People with a first-degree relative who died from cardiomyopathy at age younger than 35 years had a 100-fold increase in rate of cardiomyopathy, whereas those who had two or more premature deaths from cardiomyopathy in first-degree relatives had an increase in rate of cardiomyopathy of more than 400-fold, they found.
Family history of premature death from other conditions, whether cardiac or noncardiac, increased the rate of cardiomyopathy no more than threefold, they wrote.
“The risk of serious complications in the relatives was illustrated by the finding of their three- to sevenfold increase in risk of ventricular arrhythmia,” Ranthe and colleagues wrote.
In a related editorial, Calum A. MacRae, MB, ChB, PhD, from the division of cardiovascular medicine at Brigham and Women’s Hospital and Harvard Medical School, wrote, “These data support prior proband-based family studies, which may also underestimate the heritable contributions to heart muscle disease as a result of phenotype resolution.”

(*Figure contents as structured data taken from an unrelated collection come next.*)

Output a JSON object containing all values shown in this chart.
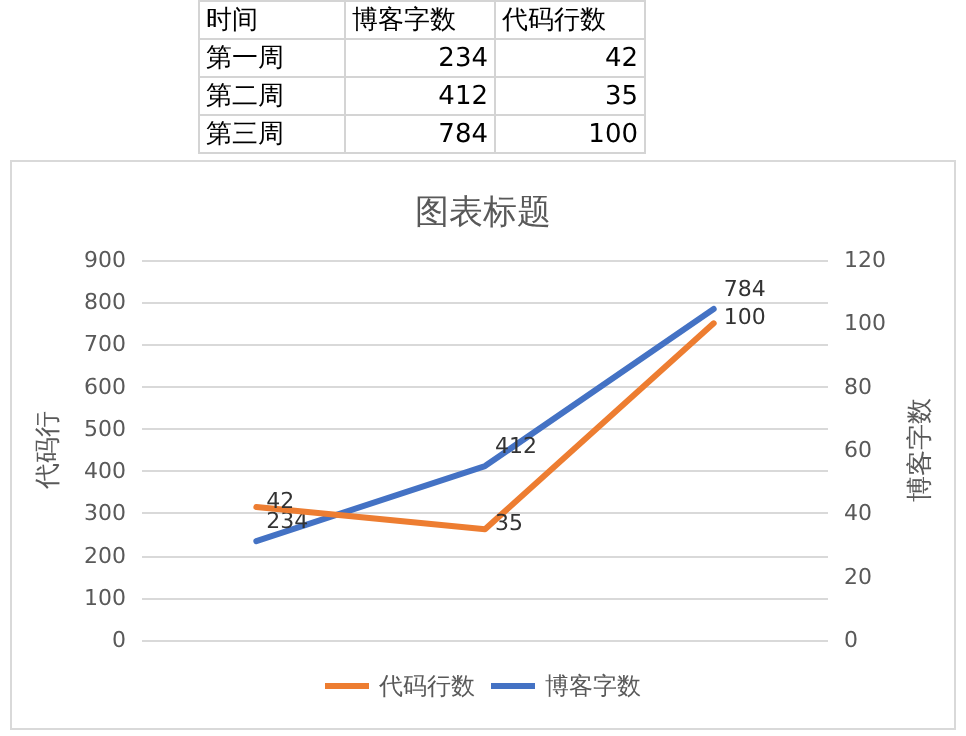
{
  "chart_data": {
    "type": "line",
    "title": "图表标题",
    "ylabel": "代码行",
    "y2label": "博客字数",
    "annotations": [
      "时间",
      "博客字数",
      "代码行数",
      "第一周",
      "234",
      "42",
      "第二周",
      "412",
      "35",
      "第三周",
      "784",
      "100"
    ],
    "categories": [
      null,
      null,
      null
    ],
    "series": [
      {
        "name": "代码行数",
        "color": "#ed7d31",
        "values": [
          42,
          35,
          100
        ],
        "axis": "y2"
      },
      {
        "name": "博客字数",
        "color": "#4472c4",
        "values": [
          234,
          412,
          784
        ]
      }
    ],
    "ylim": [
      0,
      900
    ],
    "yticks": [
      0,
      100,
      200,
      300,
      400,
      500,
      600,
      700,
      800,
      900
    ],
    "y2lim": [
      0,
      120
    ],
    "y2ticks": [
      0,
      20,
      40,
      60,
      80,
      100,
      120
    ],
    "grid": "y",
    "legend": "bottom",
    "data_labels": true,
    "marker": "none",
    "line_style": "solid",
    "tick_labels": "y"
  }
}
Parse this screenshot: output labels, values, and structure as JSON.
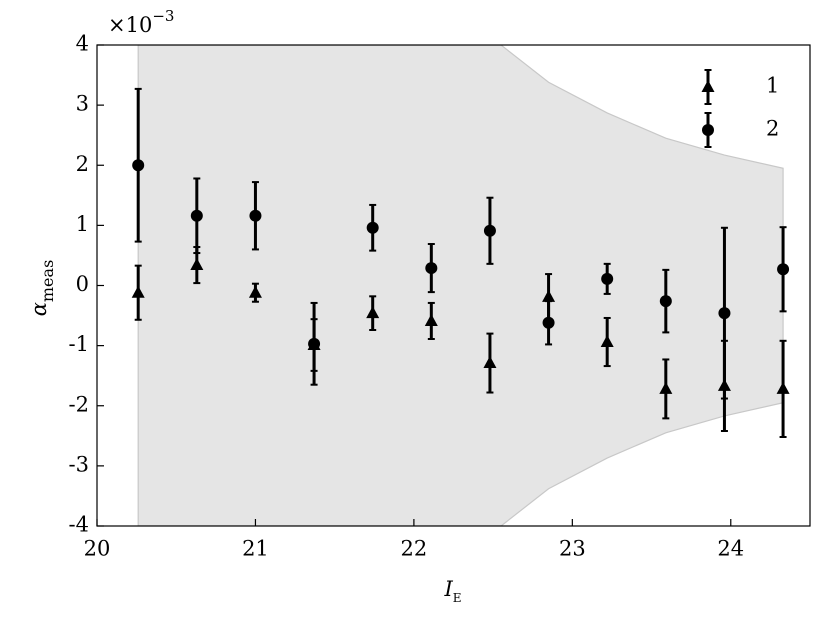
{
  "chart_data": {
    "type": "errorbar",
    "xlabel": "I",
    "xlabel_sub": "E",
    "ylabel": "α",
    "ylabel_sub": "meas",
    "offset_text": {
      "base": "×10",
      "exponent": "−3"
    },
    "xlim": [
      20,
      24.5
    ],
    "ylim": [
      -4,
      4
    ],
    "xticks": [
      20,
      21,
      22,
      23,
      24
    ],
    "yticks": [
      -4,
      -3,
      -2,
      -1,
      0,
      1,
      2,
      3,
      4
    ],
    "legend_position": "upper right",
    "x": [
      20.26,
      20.63,
      21.0,
      21.37,
      21.74,
      22.11,
      22.48,
      22.85,
      23.22,
      23.59,
      23.96,
      24.33
    ],
    "series": [
      {
        "name": "1",
        "marker": "triangle",
        "color": "#000000",
        "values": [
          -0.12,
          0.34,
          -0.12,
          -0.99,
          -0.46,
          -0.59,
          -1.29,
          -0.19,
          -0.94,
          -1.72,
          -1.67,
          -1.72
        ],
        "errors": [
          0.45,
          0.3,
          0.15,
          0.43,
          0.28,
          0.3,
          0.49,
          0.38,
          0.4,
          0.49,
          0.75,
          0.8
        ]
      },
      {
        "name": "2",
        "marker": "circle",
        "color": "#000000",
        "values": [
          2.0,
          1.16,
          1.16,
          -0.97,
          0.96,
          0.29,
          0.91,
          -0.62,
          0.11,
          -0.26,
          -0.46,
          0.27
        ],
        "errors": [
          1.27,
          0.62,
          0.56,
          0.68,
          0.38,
          0.4,
          0.55,
          0.36,
          0.25,
          0.52,
          1.42,
          0.7
        ]
      }
    ],
    "band": {
      "color": "#e5e5e5",
      "x": [
        20.26,
        22.55,
        22.85,
        23.22,
        23.59,
        23.96,
        24.33
      ],
      "upper": [
        4,
        4,
        3.38,
        2.87,
        2.45,
        2.17,
        1.95
      ],
      "lower": [
        -4,
        -4,
        -3.38,
        -2.87,
        -2.45,
        -2.17,
        -1.95
      ]
    }
  }
}
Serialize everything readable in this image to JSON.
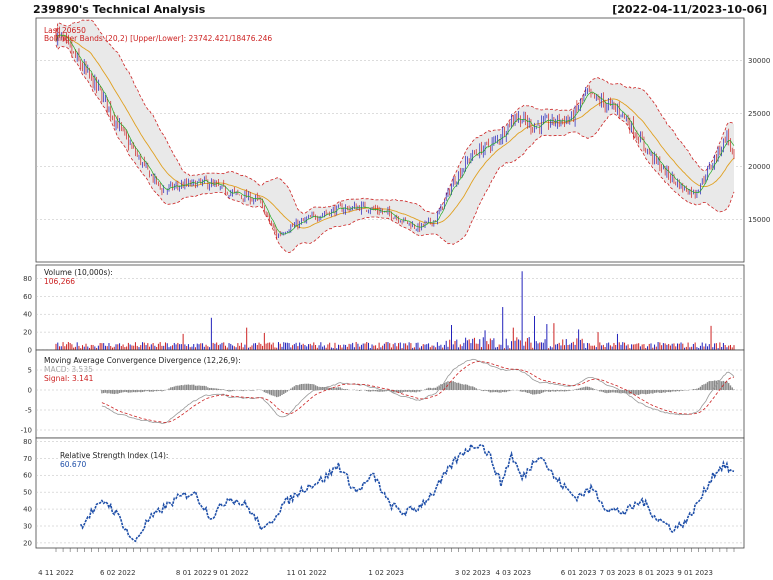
{
  "header": {
    "title": "239890's Technical Analysis",
    "date_range": "[2022-04-11/2023-10-06]"
  },
  "colors": {
    "up": "#2222bb",
    "down": "#cc2222",
    "ma": "#e0a020",
    "fast_ma": "#22aa22",
    "band": "#cc2222",
    "band_fill": "#e9e9e9",
    "rsi": "#1f4fa8",
    "macd_hist": "#888888",
    "signal": "#cc2222"
  },
  "chart_data": [
    {
      "type": "candlestick",
      "panel": "price",
      "legend": {
        "last": "Last 20650",
        "bbands": "Bollinger Bands (20,2) [Upper/Lower]: 23742.421/18476.246"
      },
      "y_ticks": [
        "30000",
        "25000",
        "20000",
        "15000"
      ],
      "y_values": [
        30000,
        25000,
        20000,
        15000
      ],
      "ylim": [
        11000,
        34000
      ],
      "x_labels": [
        "4 11 2022",
        "6 02 2022",
        "8 01 2022",
        "9 01 2022",
        "11 01 2022",
        "1 02 2023",
        "3 02 2023",
        "4 03 2023",
        "6 01 2023",
        "7 03 2023",
        "8 01 2023",
        "9 01 2023"
      ],
      "x_label_index": [
        0,
        35,
        78,
        99,
        142,
        187,
        236,
        259,
        296,
        318,
        340,
        362
      ],
      "n_bars": 385,
      "close_anchors": [
        [
          0,
          32600
        ],
        [
          10,
          30500
        ],
        [
          25,
          27000
        ],
        [
          40,
          22500
        ],
        [
          50,
          20000
        ],
        [
          60,
          17800
        ],
        [
          70,
          18200
        ],
        [
          85,
          18500
        ],
        [
          100,
          17500
        ],
        [
          115,
          16800
        ],
        [
          125,
          13500
        ],
        [
          132,
          14200
        ],
        [
          145,
          15200
        ],
        [
          160,
          16000
        ],
        [
          175,
          16200
        ],
        [
          190,
          15500
        ],
        [
          205,
          14200
        ],
        [
          215,
          15000
        ],
        [
          225,
          18500
        ],
        [
          235,
          21000
        ],
        [
          250,
          22500
        ],
        [
          260,
          24800
        ],
        [
          270,
          23800
        ],
        [
          280,
          24200
        ],
        [
          292,
          24500
        ],
        [
          300,
          26800
        ],
        [
          310,
          26000
        ],
        [
          320,
          25200
        ],
        [
          335,
          21500
        ],
        [
          345,
          19500
        ],
        [
          355,
          18000
        ],
        [
          362,
          17500
        ],
        [
          368,
          19200
        ],
        [
          374,
          21000
        ],
        [
          380,
          23000
        ],
        [
          384,
          20650
        ]
      ]
    },
    {
      "type": "bar",
      "panel": "volume",
      "legend": {
        "title": "Volume (10,000s):",
        "last": "106,266"
      },
      "y_ticks": [
        "80",
        "60",
        "40",
        "20",
        "0"
      ],
      "y_values": [
        80,
        60,
        40,
        20,
        0
      ],
      "ylim": [
        0,
        95
      ],
      "spikes": [
        [
          72,
          18
        ],
        [
          88,
          36
        ],
        [
          108,
          25
        ],
        [
          118,
          19
        ],
        [
          224,
          28
        ],
        [
          243,
          22
        ],
        [
          253,
          48
        ],
        [
          259,
          25
        ],
        [
          264,
          88
        ],
        [
          271,
          38
        ],
        [
          278,
          29
        ],
        [
          282,
          30
        ],
        [
          296,
          23
        ],
        [
          307,
          20
        ],
        [
          318,
          18
        ],
        [
          371,
          27
        ]
      ]
    },
    {
      "type": "macd",
      "panel": "macd",
      "legend": {
        "title": "Moving Average Convergence Divergence (12,26,9):",
        "macd": "MACD: 3.535",
        "signal": "Signal: 3.141"
      },
      "y_ticks": [
        "5",
        "0",
        "-5",
        "-10"
      ],
      "y_values": [
        5,
        0,
        -5,
        -10
      ],
      "ylim": [
        -12,
        10
      ]
    },
    {
      "type": "line",
      "panel": "rsi",
      "legend": {
        "title": "Relative Strength Index (14):",
        "last": "60.670"
      },
      "y_ticks": [
        "80",
        "70",
        "60",
        "50",
        "40",
        "30",
        "20"
      ],
      "y_values": [
        80,
        70,
        60,
        50,
        40,
        30,
        20
      ],
      "ylim": [
        17,
        82
      ],
      "anchors": [
        [
          14,
          30
        ],
        [
          20,
          38
        ],
        [
          28,
          45
        ],
        [
          36,
          35
        ],
        [
          44,
          20
        ],
        [
          52,
          33
        ],
        [
          60,
          40
        ],
        [
          70,
          47
        ],
        [
          78,
          50
        ],
        [
          88,
          35
        ],
        [
          98,
          47
        ],
        [
          108,
          42
        ],
        [
          118,
          27
        ],
        [
          128,
          42
        ],
        [
          140,
          52
        ],
        [
          152,
          58
        ],
        [
          160,
          66
        ],
        [
          170,
          50
        ],
        [
          180,
          60
        ],
        [
          188,
          44
        ],
        [
          196,
          38
        ],
        [
          204,
          40
        ],
        [
          214,
          50
        ],
        [
          224,
          66
        ],
        [
          232,
          75
        ],
        [
          240,
          79
        ],
        [
          246,
          71
        ],
        [
          252,
          55
        ],
        [
          258,
          72
        ],
        [
          264,
          58
        ],
        [
          274,
          73
        ],
        [
          282,
          59
        ],
        [
          294,
          47
        ],
        [
          304,
          52
        ],
        [
          312,
          40
        ],
        [
          322,
          38
        ],
        [
          332,
          45
        ],
        [
          340,
          35
        ],
        [
          350,
          28
        ],
        [
          358,
          34
        ],
        [
          366,
          48
        ],
        [
          372,
          60
        ],
        [
          378,
          66
        ],
        [
          384,
          61
        ]
      ]
    }
  ]
}
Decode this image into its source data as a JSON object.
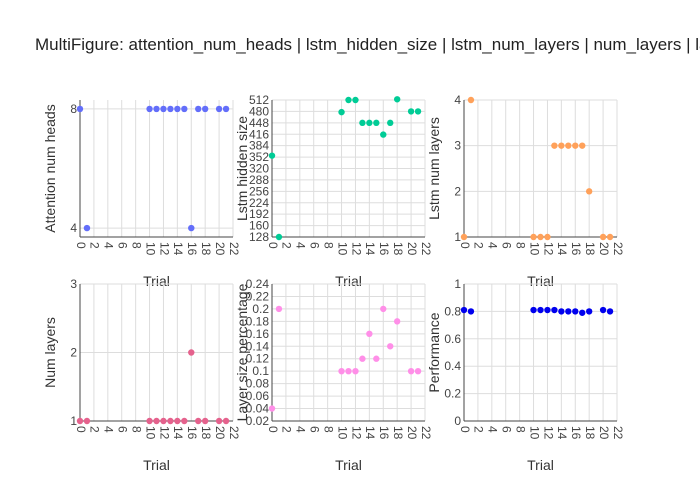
{
  "figure": {
    "title": "MultiFigure: attention_num_heads | lstm_hidden_size | lstm_num_layers | num_layers | layer_size_percentage"
  },
  "chart_data": [
    {
      "type": "scatter",
      "xlabel": "Trial",
      "ylabel": "Attention num heads",
      "xlim": [
        0,
        22
      ],
      "ylim": [
        3.7,
        8.3
      ],
      "xticks": [
        0,
        2,
        4,
        6,
        8,
        10,
        12,
        14,
        16,
        18,
        20,
        22
      ],
      "yticks": [
        4,
        8
      ],
      "color": "#636efa",
      "x": [
        0,
        1,
        10,
        11,
        12,
        13,
        14,
        15,
        16,
        17,
        18,
        20,
        21
      ],
      "y": [
        8,
        4,
        8,
        8,
        8,
        8,
        8,
        8,
        4,
        8,
        8,
        8,
        8
      ]
    },
    {
      "type": "scatter",
      "xlabel": "Trial",
      "ylabel": "Lstm hidden size",
      "xlim": [
        0,
        22
      ],
      "ylim": [
        128,
        512
      ],
      "xticks": [
        0,
        2,
        4,
        6,
        8,
        10,
        12,
        14,
        16,
        18,
        20,
        22
      ],
      "yticks": [
        128,
        160,
        192,
        224,
        256,
        288,
        320,
        352,
        384,
        416,
        448,
        480,
        512
      ],
      "color": "#00cc96",
      "x": [
        0,
        1,
        10,
        11,
        12,
        13,
        14,
        15,
        16,
        17,
        18,
        20,
        21
      ],
      "y": [
        356,
        128,
        478,
        512,
        512,
        448,
        448,
        448,
        415,
        448,
        514,
        480,
        480
      ]
    },
    {
      "type": "scatter",
      "xlabel": "Trial",
      "ylabel": "Lstm num layers",
      "xlim": [
        0,
        22
      ],
      "ylim": [
        1,
        4
      ],
      "xticks": [
        0,
        2,
        4,
        6,
        8,
        10,
        12,
        14,
        16,
        18,
        20,
        22
      ],
      "yticks": [
        1,
        2,
        3,
        4
      ],
      "color": "#ffa15a",
      "x": [
        0,
        1,
        10,
        11,
        12,
        13,
        14,
        15,
        16,
        17,
        18,
        20,
        21
      ],
      "y": [
        1,
        4,
        1,
        1,
        1,
        3,
        3,
        3,
        3,
        3,
        2,
        1,
        1
      ]
    },
    {
      "type": "scatter",
      "xlabel": "Trial",
      "ylabel": "Num layers",
      "xlim": [
        0,
        22
      ],
      "ylim": [
        1,
        3
      ],
      "xticks": [
        0,
        2,
        4,
        6,
        8,
        10,
        12,
        14,
        16,
        18,
        20,
        22
      ],
      "yticks": [
        1,
        2,
        3
      ],
      "color": "#e5628d",
      "x": [
        0,
        1,
        10,
        11,
        12,
        13,
        14,
        15,
        16,
        17,
        18,
        20,
        21
      ],
      "y": [
        1,
        1,
        1,
        1,
        1,
        1,
        1,
        1,
        2,
        1,
        1,
        1,
        1
      ]
    },
    {
      "type": "scatter",
      "xlabel": "Trial",
      "ylabel": "Layer size percentage",
      "xlim": [
        0,
        22
      ],
      "ylim": [
        0.02,
        0.24
      ],
      "xticks": [
        0,
        2,
        4,
        6,
        8,
        10,
        12,
        14,
        16,
        18,
        20,
        22
      ],
      "yticks": [
        0.02,
        0.04,
        0.06,
        0.08,
        0.1,
        0.12,
        0.14,
        0.16,
        0.18,
        0.2,
        0.22,
        0.24
      ],
      "color": "#ff8fe8",
      "x": [
        0,
        1,
        10,
        11,
        12,
        13,
        14,
        15,
        16,
        17,
        18,
        20,
        21
      ],
      "y": [
        0.04,
        0.2,
        0.1,
        0.1,
        0.1,
        0.12,
        0.16,
        0.12,
        0.2,
        0.14,
        0.18,
        0.1,
        0.1
      ]
    },
    {
      "type": "scatter",
      "xlabel": "Trial",
      "ylabel": "Performance",
      "xlim": [
        0,
        22
      ],
      "ylim": [
        0,
        1
      ],
      "xticks": [
        0,
        2,
        4,
        6,
        8,
        10,
        12,
        14,
        16,
        18,
        20,
        22
      ],
      "yticks": [
        0,
        0.2,
        0.4,
        0.6,
        0.8,
        1
      ],
      "color": "#0000ee",
      "x": [
        0,
        1,
        10,
        11,
        12,
        13,
        14,
        15,
        16,
        17,
        18,
        20,
        21
      ],
      "y": [
        0.81,
        0.8,
        0.81,
        0.81,
        0.81,
        0.81,
        0.8,
        0.8,
        0.8,
        0.79,
        0.8,
        0.81,
        0.8
      ]
    }
  ]
}
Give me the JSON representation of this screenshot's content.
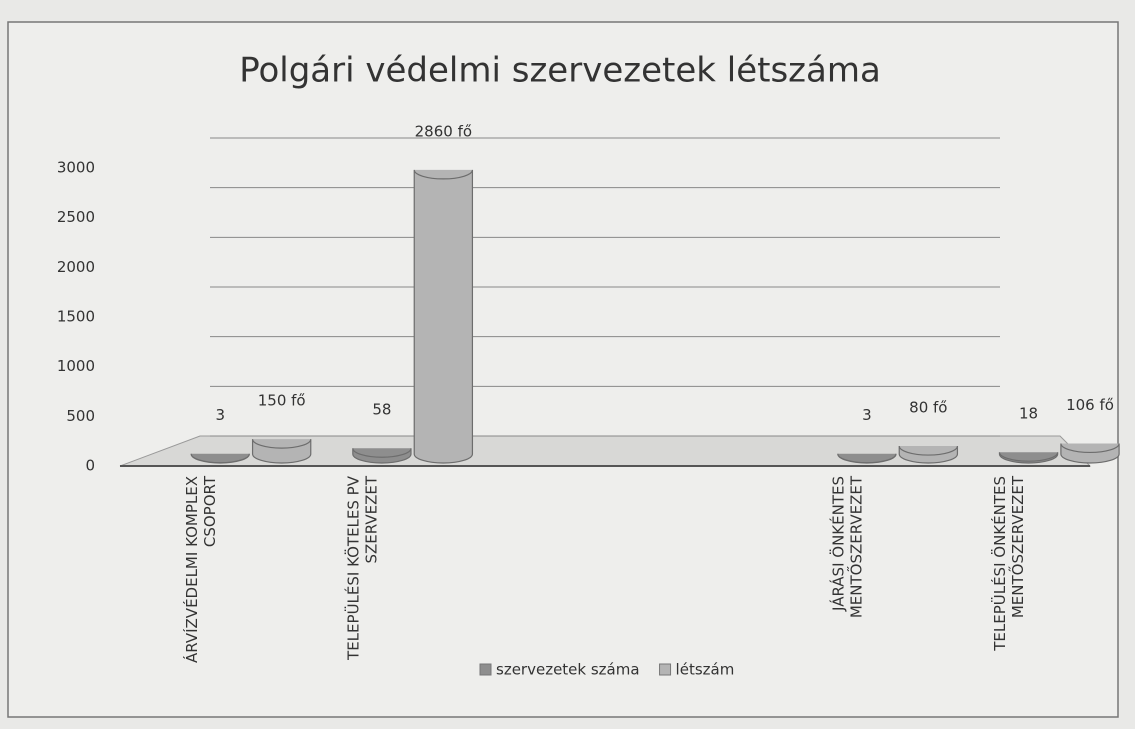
{
  "chart_data": {
    "type": "bar",
    "title": "Polgári védelmi szervezetek létszáma",
    "categories": [
      "ÁRVÍZVÉDELMI KOMPLEX\nCSOPORT",
      "TELEPÜLÉSI KÖTELES PV\nSZERVEZET",
      null,
      null,
      "JÁRÁSI ÖNKÉNTES\nMENTŐSZERVEZET",
      "TELEPÜLÉSI ÖNKÉNTES\nMENTŐSZERVEZET"
    ],
    "series": [
      {
        "name": "szervezetek száma",
        "color": "#8e8e8e",
        "values": [
          3,
          58,
          null,
          null,
          3,
          18
        ]
      },
      {
        "name": "létszám",
        "color": "#b4b4b4",
        "values": [
          150,
          2860,
          null,
          null,
          80,
          106
        ],
        "value_labels": [
          "150 fő",
          "2860 fő",
          null,
          null,
          "80 fő",
          "106 fő"
        ]
      }
    ],
    "ylim": [
      0,
      3000
    ],
    "yticks": [
      0,
      500,
      1000,
      1500,
      2000,
      2500,
      3000
    ],
    "grid": true,
    "legend": "bottom"
  }
}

However, MacRae wrote, “If we are to fully realize the potential of the human genome outside clonal neoplastic disorders, we must overcome the barriers to incorporating rigorous family structure into clinical care.” – by Erik Swain
Disclosure: Ranthe was employed by Novo Nordisk at the time of submission. The other researchers and MacRae report no relevant financial disclosures.